"Даниил Смушкович. Исцеление огнем. Рассказ" - читать интересную книгу автора

Старый священник походил на сухой куст - такой же корявый, бурый,
сучковатый; волосы его не столько поседели, сколько пего выцвели и как бы
пожухли. Настоящего возраста преподобного не знал никто; некоторые,
склонные к суевериям, утверждали всерьез, что он ровесник своей церкви, а
той перевалило уже за пять шестидесятилетий.
Именно от старого священника Вайн впитал истовую веру в своего Бога,
могучего и грозного, возглашенного пророком Сарагом тридцать поколений
назад. Вера потребовала знания Речений пророка, учеников его и
последователей - и, пока одногодки Вайна играли в "выбей птичку", мальчик
корпел над тяжелыми, хрупкими листами священных книг.

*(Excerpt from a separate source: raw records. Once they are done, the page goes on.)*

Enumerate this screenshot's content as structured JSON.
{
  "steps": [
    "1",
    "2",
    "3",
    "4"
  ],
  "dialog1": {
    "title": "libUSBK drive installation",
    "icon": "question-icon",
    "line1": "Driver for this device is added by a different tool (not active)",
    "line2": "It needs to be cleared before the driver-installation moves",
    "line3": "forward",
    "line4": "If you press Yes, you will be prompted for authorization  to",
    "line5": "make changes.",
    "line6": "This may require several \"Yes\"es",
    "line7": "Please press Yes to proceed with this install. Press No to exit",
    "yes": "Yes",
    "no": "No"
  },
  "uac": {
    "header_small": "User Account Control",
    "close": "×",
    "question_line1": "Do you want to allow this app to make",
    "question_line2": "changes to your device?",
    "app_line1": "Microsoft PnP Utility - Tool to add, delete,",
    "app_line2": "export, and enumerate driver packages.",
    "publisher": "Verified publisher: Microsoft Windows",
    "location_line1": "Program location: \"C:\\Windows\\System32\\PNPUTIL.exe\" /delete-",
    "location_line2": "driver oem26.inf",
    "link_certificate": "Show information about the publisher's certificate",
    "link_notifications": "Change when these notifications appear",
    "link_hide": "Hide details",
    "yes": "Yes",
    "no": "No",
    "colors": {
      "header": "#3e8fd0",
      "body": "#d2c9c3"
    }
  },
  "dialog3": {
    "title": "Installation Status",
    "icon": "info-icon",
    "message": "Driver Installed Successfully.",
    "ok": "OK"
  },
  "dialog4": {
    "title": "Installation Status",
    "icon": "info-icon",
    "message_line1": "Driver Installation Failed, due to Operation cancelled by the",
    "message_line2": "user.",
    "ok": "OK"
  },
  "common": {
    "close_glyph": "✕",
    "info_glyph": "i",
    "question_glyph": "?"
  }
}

Изучал он не только
свою религию, но также верования безбожников-горцев и, пуще того,
интери-огнепоклонников, почитающих за Вевладыку - Всеврага, которого сам
пророк назвал Князем Огней, повелителем адского пламени.
Быть может, Вайн и сумел бы поступить, как мечтал, в духовную
семинарию. Но очень не вовремя умер от удара, вызванного запойным
пьянством, его отец. Юноше уже исполнилось полтора цикла, без двух лет
двадцать, и во владение наследством - домом и лавкой - он вступил без
проволочек. А с лавкой... какая там учеба. Да и неприлично бросать
отцовское дело.
Двумя годами позже умер преподобный Элл Сайнин. И эта потеря
показалась - великий грех - куда большей.


Утро выдалось пасмурное. Серая пелена колыхалась в небе, дразня
близким дождем. Сухое аргитянское лето вот-вот должно было завершиться.
Вайн расстегнул ворот рубашки. Обычно он застегивался на все
пуговицы, но невыносимая духота заставила его изменить привычке.
Приближение грозы давило сердце и душу.
- Эй, Монашек! - это кричит Рром Айерен, старший патрульный. А вот и
он сам: рубашка расстегнута до пупа, смоляно-черные волосы растрепаны,
автомат болтается на ремне, большие пальцы заткнуты за пояс. Воплощение
абсолютного ублюдка.
- Монашек! - сколько Вайн себя помнил, по имени его называл только
отец. Старшие почему-то предпочитали обращаться по фамилии, по-своему не
менее оскорбительной, чем прозвище, брошенное кем-то из сверстников и с
радостью подхваченное - ведь Толлиер на северном диалекте означает
"коромысло весов", а перед войной слово это обрело новый смысл -
соглашатель, почти предатель. Харраэ же звала его Торгар - этим
послеименем интери награждали старшего сына в семье.
- Монашек, ты заснул?! - нет, никуда не денешься. Придется с ним
разговаривать.
- Нет, задумался, - угрюмо ответил Вайн. Угрюмость эта - напускная, и
все же истинная - служила частью маски, одеваемой им изо дня в день. Так
охраняем мы души свои - пусть все вокруг ляжет золою, пусть ярится огонь,
но сердце мое - мой замок и лен. Они не войдут в него.
- Ты бы еще помолился, - хохотнул Рром.
- А в чем дело? - мрачно осведомился Вайн.
- Тебя требует комиссар, - Рром огляделся, хотя улица была пуста. - С
самого утра ищет.
- Да и сейчас вроде не вечер, - с некоторым удивлением ответил Вайн.